The second is personality and something elusive called character. The candidate who inflicts the most damage by impugning his opponent’s character is the one who will win. In American political jargon this is referred to as “going negative” through the use of attack ads. In the academic or intellectual world, where contentious debate is normal, such tactics are referred to as ad hominem because they go after the opponent’s character instead of his argument. In the scholarly world, such ad hominem arguments are frowned upon and those who use them are considered foolish by their peers.

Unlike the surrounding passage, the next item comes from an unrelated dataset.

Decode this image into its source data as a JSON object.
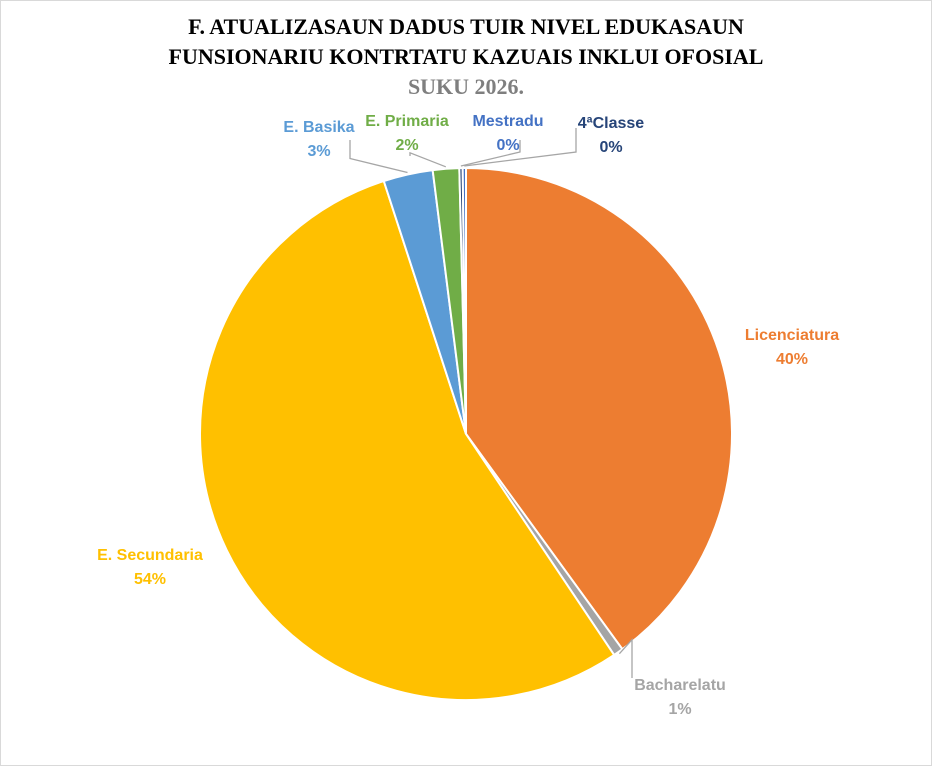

In the political world that is the United States, the exact opposite is the rule. Issues are completely secondary to whether a candidate can smear the other’s reputation and create fear and resentment in the voter. The reason why I’m beginning to have doubts as to the certainty of Obama’s election is that the Republicans are, by far, the experts in running negative campaigns, stretching the truth and downright lying. The Democrats have always been distinctly second to the Republicans when it comes to sleazy tactics.
Daily , 30-second, sound bite video films are produced by both campaigns and run in targeted TV media markets. These ads play to the emotions and the prejudices of the voters; never to their intelligence. As H.L Mencken once said, “No one ever went broke underestimating the intelligence of the American people.”